Note that RE2 doesn't support lookahead (see Using positive-lookahead (?=regex) with re2) and the solutions I found all use lookaheads.

Wiktor Stribiżew
  • 607,720
  • 39
  • 448
  • 563
MG.
  • 449
  • 6
  • 15
  • Sorry, I'm not really clear on what you want to achieve. You simply want to remove commas from numbers? I'd match on the comma-based number format, then a second pass to remove the numbers. – ggorlen Apr 07 '21 at 19:10
  • 2
    You are repeating a capture group, which will have the last value of the iteration. – The fourth bird Apr 07 '21 at 19:11
  • 1
    You just want to remove commas between digits. Use `std::regex numRegex(R"((\d),(?=\d))");` and the replace with `$1`, `regex_replace(inputStr, numRegex, "$1")`. – Wiktor Stribiżew Apr 07 '21 at 19:21

2 Answers2

1

RE2 based solution

As RE2 does not support lookarounds, there is no pure single-pass regex solution.

You can have a workaround (as usual, when no solution is available): replace the string twice with (\d),(\d) regex and $1$2 substitution:

const re2::RE2 numRegex(R"((\d),(\d))");
std::string inputStr("apple with make,up things $312,412,3.00");
RE2::Replace(&inputStr, numRegex, "$1$2");
RE2::Replace(&inputStr, numRegex, "$1$2"); // <- Second pass to remove commas in 1,2,3,4 like strings
std::cout << inputStr;

C++ std::regex based solution:

You can remove the commas between digits using

std::string inputStr("apple with make,up things $312,412,3.00");
std::regex numRegex(R"((\d),(?=\d))"); 
std::cout << regex_replace(inputStr, numRegex, "$1") << "\n";
// => apple with make,up things $3124123.00

See the C++ demo.
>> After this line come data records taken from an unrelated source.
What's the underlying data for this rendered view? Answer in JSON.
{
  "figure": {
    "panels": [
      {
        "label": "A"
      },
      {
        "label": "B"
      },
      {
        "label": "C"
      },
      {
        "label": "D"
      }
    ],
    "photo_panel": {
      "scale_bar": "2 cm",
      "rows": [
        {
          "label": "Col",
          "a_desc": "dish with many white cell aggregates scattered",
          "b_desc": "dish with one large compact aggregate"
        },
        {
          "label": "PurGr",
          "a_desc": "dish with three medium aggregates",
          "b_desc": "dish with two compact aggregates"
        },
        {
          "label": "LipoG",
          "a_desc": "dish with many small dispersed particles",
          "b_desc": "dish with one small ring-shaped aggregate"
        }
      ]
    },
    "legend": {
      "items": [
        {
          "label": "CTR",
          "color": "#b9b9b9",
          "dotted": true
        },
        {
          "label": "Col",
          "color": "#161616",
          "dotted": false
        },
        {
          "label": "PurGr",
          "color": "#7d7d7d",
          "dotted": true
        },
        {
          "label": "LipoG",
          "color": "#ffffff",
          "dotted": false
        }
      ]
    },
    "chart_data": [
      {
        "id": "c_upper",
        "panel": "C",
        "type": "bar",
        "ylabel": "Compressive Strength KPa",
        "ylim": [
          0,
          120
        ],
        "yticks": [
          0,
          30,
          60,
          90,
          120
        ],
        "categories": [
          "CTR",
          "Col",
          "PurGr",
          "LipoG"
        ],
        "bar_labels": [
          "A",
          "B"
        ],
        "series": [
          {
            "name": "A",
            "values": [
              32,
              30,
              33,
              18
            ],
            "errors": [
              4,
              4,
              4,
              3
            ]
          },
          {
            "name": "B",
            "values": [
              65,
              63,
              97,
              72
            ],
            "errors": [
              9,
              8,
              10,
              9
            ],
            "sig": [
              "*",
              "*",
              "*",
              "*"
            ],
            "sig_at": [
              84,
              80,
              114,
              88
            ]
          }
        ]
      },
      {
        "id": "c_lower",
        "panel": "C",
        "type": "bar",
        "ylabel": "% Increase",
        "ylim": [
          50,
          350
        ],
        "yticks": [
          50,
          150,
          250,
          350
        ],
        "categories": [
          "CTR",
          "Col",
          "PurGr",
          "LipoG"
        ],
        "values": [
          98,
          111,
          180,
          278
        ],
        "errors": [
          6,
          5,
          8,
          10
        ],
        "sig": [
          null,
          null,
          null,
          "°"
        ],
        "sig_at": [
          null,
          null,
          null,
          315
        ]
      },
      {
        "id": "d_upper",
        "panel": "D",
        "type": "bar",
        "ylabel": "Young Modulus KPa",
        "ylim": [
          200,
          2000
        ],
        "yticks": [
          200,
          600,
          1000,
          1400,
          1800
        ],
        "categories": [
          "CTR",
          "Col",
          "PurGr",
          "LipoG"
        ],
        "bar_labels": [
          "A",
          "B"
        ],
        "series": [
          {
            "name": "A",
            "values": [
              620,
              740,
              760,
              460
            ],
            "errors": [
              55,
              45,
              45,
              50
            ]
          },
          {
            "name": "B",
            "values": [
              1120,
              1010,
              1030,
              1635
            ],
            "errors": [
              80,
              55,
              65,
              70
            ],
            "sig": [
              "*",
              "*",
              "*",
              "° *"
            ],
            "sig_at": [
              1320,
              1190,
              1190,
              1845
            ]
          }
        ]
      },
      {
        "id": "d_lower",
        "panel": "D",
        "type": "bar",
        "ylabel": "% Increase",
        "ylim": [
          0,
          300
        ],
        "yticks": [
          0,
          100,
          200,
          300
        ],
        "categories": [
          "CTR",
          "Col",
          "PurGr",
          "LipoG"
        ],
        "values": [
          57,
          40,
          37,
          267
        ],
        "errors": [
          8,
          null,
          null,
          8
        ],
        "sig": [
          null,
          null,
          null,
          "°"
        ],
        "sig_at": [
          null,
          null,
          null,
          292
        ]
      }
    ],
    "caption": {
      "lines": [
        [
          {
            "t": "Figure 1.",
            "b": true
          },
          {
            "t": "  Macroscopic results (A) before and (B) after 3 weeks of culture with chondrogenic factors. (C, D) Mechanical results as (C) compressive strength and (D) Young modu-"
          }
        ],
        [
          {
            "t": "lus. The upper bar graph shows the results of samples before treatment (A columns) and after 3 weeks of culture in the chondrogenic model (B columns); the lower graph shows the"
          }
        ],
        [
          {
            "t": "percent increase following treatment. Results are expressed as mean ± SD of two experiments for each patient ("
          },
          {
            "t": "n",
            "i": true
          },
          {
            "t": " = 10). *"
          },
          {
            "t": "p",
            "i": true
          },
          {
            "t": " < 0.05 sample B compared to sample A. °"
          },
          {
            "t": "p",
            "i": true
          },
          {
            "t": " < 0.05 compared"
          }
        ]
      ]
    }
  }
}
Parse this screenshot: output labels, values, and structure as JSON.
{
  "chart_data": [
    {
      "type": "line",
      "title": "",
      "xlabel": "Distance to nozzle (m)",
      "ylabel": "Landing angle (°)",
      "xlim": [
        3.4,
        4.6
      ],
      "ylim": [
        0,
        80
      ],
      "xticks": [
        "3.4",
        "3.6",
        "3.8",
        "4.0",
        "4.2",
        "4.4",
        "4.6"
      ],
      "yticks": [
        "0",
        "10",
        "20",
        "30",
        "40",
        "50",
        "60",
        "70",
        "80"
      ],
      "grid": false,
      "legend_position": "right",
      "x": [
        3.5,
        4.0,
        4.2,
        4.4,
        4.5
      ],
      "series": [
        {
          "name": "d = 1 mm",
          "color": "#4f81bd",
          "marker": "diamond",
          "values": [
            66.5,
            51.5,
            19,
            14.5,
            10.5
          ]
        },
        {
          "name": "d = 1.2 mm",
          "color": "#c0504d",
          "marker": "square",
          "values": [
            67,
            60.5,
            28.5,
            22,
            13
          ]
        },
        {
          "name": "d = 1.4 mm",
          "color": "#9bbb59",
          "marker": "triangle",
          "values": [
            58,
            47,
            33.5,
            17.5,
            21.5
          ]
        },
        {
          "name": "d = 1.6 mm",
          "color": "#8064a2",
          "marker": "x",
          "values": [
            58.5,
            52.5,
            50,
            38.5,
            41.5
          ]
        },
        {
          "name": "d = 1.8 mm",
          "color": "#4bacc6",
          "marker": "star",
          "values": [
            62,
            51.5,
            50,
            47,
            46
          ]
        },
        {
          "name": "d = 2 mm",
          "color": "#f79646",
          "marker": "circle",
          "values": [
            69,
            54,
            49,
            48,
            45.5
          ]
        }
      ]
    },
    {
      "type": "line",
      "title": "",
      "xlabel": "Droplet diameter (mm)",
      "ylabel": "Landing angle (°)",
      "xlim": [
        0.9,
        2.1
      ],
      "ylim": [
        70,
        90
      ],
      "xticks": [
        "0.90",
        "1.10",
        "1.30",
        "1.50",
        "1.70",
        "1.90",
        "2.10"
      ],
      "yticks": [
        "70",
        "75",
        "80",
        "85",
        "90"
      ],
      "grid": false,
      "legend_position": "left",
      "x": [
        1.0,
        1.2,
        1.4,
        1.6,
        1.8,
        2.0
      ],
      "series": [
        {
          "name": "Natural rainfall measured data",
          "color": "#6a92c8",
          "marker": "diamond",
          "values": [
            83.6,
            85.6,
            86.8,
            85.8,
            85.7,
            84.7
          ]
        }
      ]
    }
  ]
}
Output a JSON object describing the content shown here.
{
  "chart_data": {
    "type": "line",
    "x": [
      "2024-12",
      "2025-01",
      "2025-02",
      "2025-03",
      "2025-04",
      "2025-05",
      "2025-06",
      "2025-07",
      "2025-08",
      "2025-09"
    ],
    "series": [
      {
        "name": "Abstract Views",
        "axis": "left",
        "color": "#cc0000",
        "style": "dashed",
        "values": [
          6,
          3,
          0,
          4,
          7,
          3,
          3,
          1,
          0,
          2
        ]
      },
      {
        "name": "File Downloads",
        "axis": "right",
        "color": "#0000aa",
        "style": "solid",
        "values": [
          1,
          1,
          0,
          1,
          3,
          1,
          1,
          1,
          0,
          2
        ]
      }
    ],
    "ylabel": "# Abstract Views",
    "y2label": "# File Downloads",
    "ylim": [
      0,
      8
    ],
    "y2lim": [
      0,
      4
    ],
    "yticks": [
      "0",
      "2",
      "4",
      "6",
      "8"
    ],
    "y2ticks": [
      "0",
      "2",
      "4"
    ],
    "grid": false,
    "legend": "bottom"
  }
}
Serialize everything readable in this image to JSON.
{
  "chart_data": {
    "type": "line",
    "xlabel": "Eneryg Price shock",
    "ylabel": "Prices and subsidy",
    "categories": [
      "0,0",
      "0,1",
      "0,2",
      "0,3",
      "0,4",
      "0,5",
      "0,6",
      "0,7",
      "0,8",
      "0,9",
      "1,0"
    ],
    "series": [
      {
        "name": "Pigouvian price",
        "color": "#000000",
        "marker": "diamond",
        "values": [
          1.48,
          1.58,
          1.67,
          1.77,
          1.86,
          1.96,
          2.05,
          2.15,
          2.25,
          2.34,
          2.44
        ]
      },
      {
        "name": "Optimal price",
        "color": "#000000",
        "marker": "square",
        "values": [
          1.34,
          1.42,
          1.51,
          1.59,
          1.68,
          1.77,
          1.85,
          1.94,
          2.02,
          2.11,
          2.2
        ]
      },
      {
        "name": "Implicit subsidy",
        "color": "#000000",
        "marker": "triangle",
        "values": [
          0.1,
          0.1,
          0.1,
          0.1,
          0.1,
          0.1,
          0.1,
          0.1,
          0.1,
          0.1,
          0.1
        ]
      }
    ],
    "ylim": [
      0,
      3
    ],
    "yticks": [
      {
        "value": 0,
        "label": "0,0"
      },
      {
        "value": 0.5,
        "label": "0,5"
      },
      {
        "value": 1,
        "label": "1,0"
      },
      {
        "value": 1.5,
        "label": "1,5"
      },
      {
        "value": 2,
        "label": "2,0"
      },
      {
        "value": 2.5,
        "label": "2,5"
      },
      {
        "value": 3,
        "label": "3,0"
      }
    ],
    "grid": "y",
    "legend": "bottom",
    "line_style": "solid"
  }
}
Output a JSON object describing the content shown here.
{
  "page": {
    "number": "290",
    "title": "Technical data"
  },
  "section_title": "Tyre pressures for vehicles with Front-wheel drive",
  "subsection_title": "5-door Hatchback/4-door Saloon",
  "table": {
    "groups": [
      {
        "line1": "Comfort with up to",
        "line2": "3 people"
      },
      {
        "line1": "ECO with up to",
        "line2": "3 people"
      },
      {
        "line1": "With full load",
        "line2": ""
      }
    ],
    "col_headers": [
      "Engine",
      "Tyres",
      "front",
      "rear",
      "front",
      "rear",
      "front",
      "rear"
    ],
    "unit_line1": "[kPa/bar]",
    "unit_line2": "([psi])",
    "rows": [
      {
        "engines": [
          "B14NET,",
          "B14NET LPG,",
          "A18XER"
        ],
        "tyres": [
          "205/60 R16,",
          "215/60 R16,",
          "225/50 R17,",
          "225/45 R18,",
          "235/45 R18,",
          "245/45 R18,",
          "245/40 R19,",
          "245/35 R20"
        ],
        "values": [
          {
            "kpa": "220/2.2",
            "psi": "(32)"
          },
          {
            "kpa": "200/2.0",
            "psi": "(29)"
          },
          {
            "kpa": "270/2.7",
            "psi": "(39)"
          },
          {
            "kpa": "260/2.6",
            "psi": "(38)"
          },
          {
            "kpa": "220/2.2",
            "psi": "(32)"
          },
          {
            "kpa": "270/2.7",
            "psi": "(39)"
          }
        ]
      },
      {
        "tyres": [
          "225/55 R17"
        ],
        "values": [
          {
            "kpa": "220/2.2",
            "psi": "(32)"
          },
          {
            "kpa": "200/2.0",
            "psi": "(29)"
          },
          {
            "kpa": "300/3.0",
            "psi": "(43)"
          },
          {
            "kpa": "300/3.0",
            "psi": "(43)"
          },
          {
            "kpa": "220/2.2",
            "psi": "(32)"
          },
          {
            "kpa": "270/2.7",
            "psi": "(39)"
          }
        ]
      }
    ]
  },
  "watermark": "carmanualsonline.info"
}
Also, see the regex demo here.

Details:

  • (\d) - Capturing group 1 ($1): a digit
  • , - a comma
  • (?=\d) - a positive lookahead that requires a digit immediately to the right of the current location.
Wiktor Stribiżew
  • 607,720
  • 39
  • 448
  • 563
1

In the pattern that you tried, you are repeating the outer group (([0-9]+),)+ which will then contain the value of the last iteration where it can match a 1+ digits and a comma.

The last iteration will capture 412, and 312, will only be matched.


You are using regex, but as an alternative if you have boost available, you could make use of the \G anchor which can get iterative matches asserting the position at the end of the previous match and replace with an empty string.

(?:\$|\G(?!^))\d+\K,(?=\d)

The pattern matches:

  • (?: Non capture group
    • \$ match $
    • | Or
    • \G(?!^) Assert the position at the end of the previous match, not at the start
  • ) Close non capture group
  • \d+\K Match 1+ digits and forget what is matched so far
  • ,(?=\d) Match a comma and assert a digit directly to the right

Regex demo

#include<iostream>
#include <string>
#include <boost/regex.hpp>
using namespace std;

int main()
{
    std::string inputStr = "apple with make,up things $312,412,3.00";
    boost::regex numRegex("(?:\\$|\\G(?!^))\\d+\\K,(?=\\d)");  
    std::string result = boost::regex_replace(inputStr, numRegex, "");
    std::cout << result << std::endl;
}

Output

apple with make,up things $3124123.00
The fourth bird
  • 154,723
  • 16
  • 55
  • 70